Diallo enjoyed himself before jetting off to join up with Ivory Coast at the Africa Cup of Nations in Morocco. A zigzag run took him into the area, before being thwarted by Adam Smith. And, next, a moment of fantasy that was a throwback to the great United sides. A no-look Cunha cross swerved on to the boot of a flying Bryan Mbeumo, whose volley came agonisingly close to thundering home.
United were pummelling Bournemouth and still they conceded. Shaw was bullied by Kluivert on United’s left touchline. Smith fed Semenyo and, 40 yards out, he dashed in and beat Lammens, shooting across the keeper, into the corner. Shaw was as furious with himself as Amorim surely was.
Then came a Dalot-Semenyo flareup. The former shoved the latter over, backing in when the Ghana international was mid-air – so the forward grabbed his throat. Each was booked for their pains. The half ended sweetly for United. Fernandes’s corner from the left was headed in by Casemiro, past Petrovic’s powder-puff hands – and Shaw had an equal in the culprit stakes.

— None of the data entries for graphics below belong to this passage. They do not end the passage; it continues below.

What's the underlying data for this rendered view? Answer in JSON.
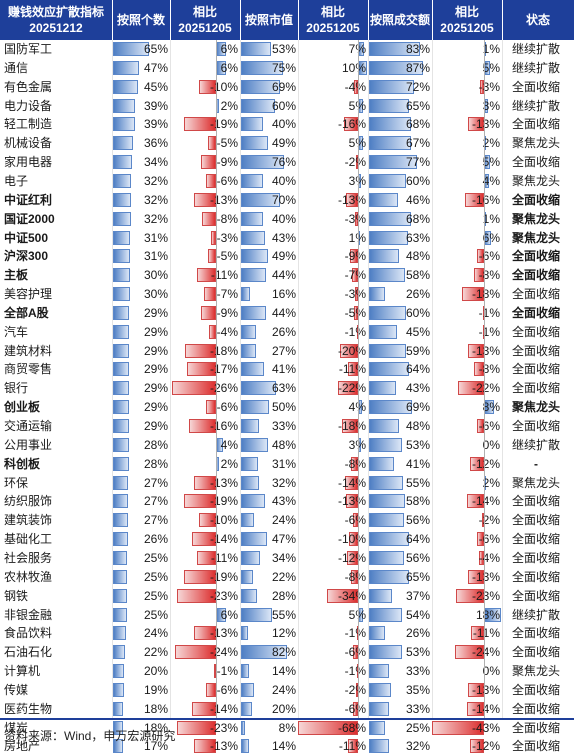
{
  "header": {
    "col1": [
      "赚钱效应扩散指标",
      "20251212"
    ],
    "col2": [
      "按照个数"
    ],
    "col3": [
      "相比",
      "20251205"
    ],
    "col4": [
      "按照市值"
    ],
    "col5": [
      "相比",
      "20251205"
    ],
    "col6": [
      "按照成交额"
    ],
    "col7": [
      "相比",
      "20251205"
    ],
    "col8": [
      "状态"
    ]
  },
  "colors": {
    "header_bg": "#1e3f9a",
    "positive_bar": "#4f7fc4",
    "negative_bar": "#dc2e2e"
  },
  "rows": [
    {
      "name": "国防军工",
      "bold": false,
      "count": 65,
      "count_chg": 6,
      "mcap": 53,
      "mcap_chg": 7,
      "amount": 83,
      "amount_chg": 1,
      "status": "继续扩散"
    },
    {
      "name": "通信",
      "bold": false,
      "count": 47,
      "count_chg": 6,
      "mcap": 75,
      "mcap_chg": 10,
      "amount": 87,
      "amount_chg": 5,
      "status": "继续扩散"
    },
    {
      "name": "有色金属",
      "bold": false,
      "count": 45,
      "count_chg": -10,
      "mcap": 69,
      "mcap_chg": -4,
      "amount": 72,
      "amount_chg": -3,
      "status": "全面收缩"
    },
    {
      "name": "电力设备",
      "bold": false,
      "count": 39,
      "count_chg": 2,
      "mcap": 60,
      "mcap_chg": 5,
      "amount": 65,
      "amount_chg": 3,
      "status": "继续扩散"
    },
    {
      "name": "轻工制造",
      "bold": false,
      "count": 39,
      "count_chg": -19,
      "mcap": 40,
      "mcap_chg": -16,
      "amount": 68,
      "amount_chg": -13,
      "status": "全面收缩"
    },
    {
      "name": "机械设备",
      "bold": false,
      "count": 36,
      "count_chg": -5,
      "mcap": 49,
      "mcap_chg": 5,
      "amount": 67,
      "amount_chg": 2,
      "status": "聚焦龙头"
    },
    {
      "name": "家用电器",
      "bold": false,
      "count": 34,
      "count_chg": -9,
      "mcap": 76,
      "mcap_chg": -2,
      "amount": 77,
      "amount_chg": 5,
      "status": "全面收缩"
    },
    {
      "name": "电子",
      "bold": false,
      "count": 32,
      "count_chg": -6,
      "mcap": 40,
      "mcap_chg": 3,
      "amount": 60,
      "amount_chg": 4,
      "status": "聚焦龙头"
    },
    {
      "name": "中证红利",
      "bold": true,
      "count": 32,
      "count_chg": -13,
      "mcap": 70,
      "mcap_chg": -13,
      "amount": 46,
      "amount_chg": -16,
      "status": "全面收缩"
    },
    {
      "name": "国证2000",
      "bold": true,
      "count": 32,
      "count_chg": -8,
      "mcap": 40,
      "mcap_chg": -3,
      "amount": 68,
      "amount_chg": 1,
      "status": "聚焦龙头"
    },
    {
      "name": "中证500",
      "bold": true,
      "count": 31,
      "count_chg": -3,
      "mcap": 43,
      "mcap_chg": 1,
      "amount": 63,
      "amount_chg": 6,
      "status": "聚焦龙头"
    },
    {
      "name": "沪深300",
      "bold": true,
      "count": 31,
      "count_chg": -5,
      "mcap": 49,
      "mcap_chg": -9,
      "amount": 48,
      "amount_chg": -6,
      "status": "全面收缩"
    },
    {
      "name": "主板",
      "bold": true,
      "count": 30,
      "count_chg": -11,
      "mcap": 44,
      "mcap_chg": -7,
      "amount": 58,
      "amount_chg": -8,
      "status": "全面收缩"
    },
    {
      "name": "美容护理",
      "bold": false,
      "count": 30,
      "count_chg": -7,
      "mcap": 16,
      "mcap_chg": -3,
      "amount": 26,
      "amount_chg": -18,
      "status": "全面收缩"
    },
    {
      "name": "全部A股",
      "bold": true,
      "count": 29,
      "count_chg": -9,
      "mcap": 44,
      "mcap_chg": -5,
      "amount": 60,
      "amount_chg": -1,
      "status": "全面收缩"
    },
    {
      "name": "汽车",
      "bold": false,
      "count": 29,
      "count_chg": -4,
      "mcap": 26,
      "mcap_chg": -1,
      "amount": 45,
      "amount_chg": -1,
      "status": "全面收缩"
    },
    {
      "name": "建筑材料",
      "bold": false,
      "count": 29,
      "count_chg": -18,
      "mcap": 27,
      "mcap_chg": -20,
      "amount": 59,
      "amount_chg": -13,
      "status": "全面收缩"
    },
    {
      "name": "商贸零售",
      "bold": false,
      "count": 29,
      "count_chg": -17,
      "mcap": 41,
      "mcap_chg": -11,
      "amount": 64,
      "amount_chg": -8,
      "status": "全面收缩"
    },
    {
      "name": "银行",
      "bold": false,
      "count": 29,
      "count_chg": -26,
      "mcap": 63,
      "mcap_chg": -22,
      "amount": 43,
      "amount_chg": -22,
      "status": "全面收缩"
    },
    {
      "name": "创业板",
      "bold": true,
      "count": 29,
      "count_chg": -6,
      "mcap": 50,
      "mcap_chg": 4,
      "amount": 69,
      "amount_chg": 8,
      "status": "聚焦龙头"
    },
    {
      "name": "交通运输",
      "bold": false,
      "count": 29,
      "count_chg": -16,
      "mcap": 33,
      "mcap_chg": -18,
      "amount": 48,
      "amount_chg": -6,
      "status": "全面收缩"
    },
    {
      "name": "公用事业",
      "bold": false,
      "count": 28,
      "count_chg": 4,
      "mcap": 48,
      "mcap_chg": 3,
      "amount": 53,
      "amount_chg": 0,
      "status": "继续扩散"
    },
    {
      "name": "科创板",
      "bold": true,
      "count": 28,
      "count_chg": 2,
      "mcap": 31,
      "mcap_chg": -8,
      "amount": 41,
      "amount_chg": -12,
      "status": "-"
    },
    {
      "name": "环保",
      "bold": false,
      "count": 27,
      "count_chg": -13,
      "mcap": 32,
      "mcap_chg": -14,
      "amount": 55,
      "amount_chg": 2,
      "status": "聚焦龙头"
    },
    {
      "name": "纺织服饰",
      "bold": false,
      "count": 27,
      "count_chg": -19,
      "mcap": 43,
      "mcap_chg": -13,
      "amount": 58,
      "amount_chg": -14,
      "status": "全面收缩"
    },
    {
      "name": "建筑装饰",
      "bold": false,
      "count": 27,
      "count_chg": -10,
      "mcap": 24,
      "mcap_chg": -6,
      "amount": 56,
      "amount_chg": -2,
      "status": "全面收缩"
    },
    {
      "name": "基础化工",
      "bold": false,
      "count": 26,
      "count_chg": -14,
      "mcap": 47,
      "mcap_chg": -10,
      "amount": 64,
      "amount_chg": -6,
      "status": "全面收缩"
    },
    {
      "name": "社会服务",
      "bold": false,
      "count": 25,
      "count_chg": -11,
      "mcap": 34,
      "mcap_chg": -12,
      "amount": 56,
      "amount_chg": -4,
      "status": "全面收缩"
    },
    {
      "name": "农林牧渔",
      "bold": false,
      "count": 25,
      "count_chg": -19,
      "mcap": 22,
      "mcap_chg": -8,
      "amount": 65,
      "amount_chg": -13,
      "status": "全面收缩"
    },
    {
      "name": "钢铁",
      "bold": false,
      "count": 25,
      "count_chg": -23,
      "mcap": 28,
      "mcap_chg": -34,
      "amount": 37,
      "amount_chg": -23,
      "status": "全面收缩"
    },
    {
      "name": "非银金融",
      "bold": false,
      "count": 25,
      "count_chg": 6,
      "mcap": 55,
      "mcap_chg": 5,
      "amount": 54,
      "amount_chg": 18,
      "status": "继续扩散"
    },
    {
      "name": "食品饮料",
      "bold": false,
      "count": 24,
      "count_chg": -13,
      "mcap": 12,
      "mcap_chg": -1,
      "amount": 26,
      "amount_chg": -11,
      "status": "全面收缩"
    },
    {
      "name": "石油石化",
      "bold": false,
      "count": 22,
      "count_chg": -24,
      "mcap": 82,
      "mcap_chg": -6,
      "amount": 53,
      "amount_chg": -24,
      "status": "全面收缩"
    },
    {
      "name": "计算机",
      "bold": false,
      "count": 20,
      "count_chg": -1,
      "mcap": 14,
      "mcap_chg": -1,
      "amount": 33,
      "amount_chg": 0,
      "status": "聚焦龙头"
    },
    {
      "name": "传媒",
      "bold": false,
      "count": 19,
      "count_chg": -6,
      "mcap": 24,
      "mcap_chg": -2,
      "amount": 35,
      "amount_chg": -13,
      "status": "全面收缩"
    },
    {
      "name": "医药生物",
      "bold": false,
      "count": 18,
      "count_chg": -14,
      "mcap": 20,
      "mcap_chg": -6,
      "amount": 33,
      "amount_chg": -14,
      "status": "全面收缩"
    },
    {
      "name": "煤炭",
      "bold": false,
      "count": 18,
      "count_chg": -23,
      "mcap": 8,
      "mcap_chg": -68,
      "amount": 25,
      "amount_chg": -43,
      "status": "全面收缩"
    },
    {
      "name": "房地产",
      "bold": false,
      "count": 17,
      "count_chg": -13,
      "mcap": 14,
      "mcap_chg": -11,
      "amount": 32,
      "amount_chg": -12,
      "status": "全面收缩"
    }
  ],
  "footer": {
    "source": "资料来源：Wind，申万宏源研究"
  }
}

Bournemouth’s second equaliser was due, in part, to Yoro and Heaven whose defending was lax, plus a killer Tavernier pass that split the youngsters, and a cool Evanilson finish, who rolled the ball beyond the stationary Lammens – to his left.

If this left Amorim visibly stunned, further uncertain play – from Dalot – ceded possession and presaged Tavernier’s goal. The defender lost the ball and United were turned as he raced at goal, so Casemiro felled him. The Englishman’s free-kick was drilled past a United wall that had Cunha and Fernandes to the side and this error was compounded by Lammens, who allowed the ball to pass him down low.
United needed to locate some of the backbone Amorim likes to say they have. His team had allowed their grip to be loosened far too easily and on the hour, to a raucous cheer, the manager introduced Kobbie Mainoo for Casemiro. Could the 20-year-old, barely trusted by Amorim, help pull the contest from the fire? United did revive, Mbeumo, Mason Mount, Cunha and Fernandes all threatening.
Amorim sent for Sesko and the No 9 from Slovenia, who has had an injury-hit season, wished the ball fell to him when Mbeumo blasted over. Now came the helter-skelter ending.
The bottom line for United is a need for defensive solidity. Amorim’s system is supposed to give this but is just not doing so. Time for a rethink, Ruben? Of the injured Tyler Adams, Andoni Iraola said: “Its a twisted knee – we have to see.”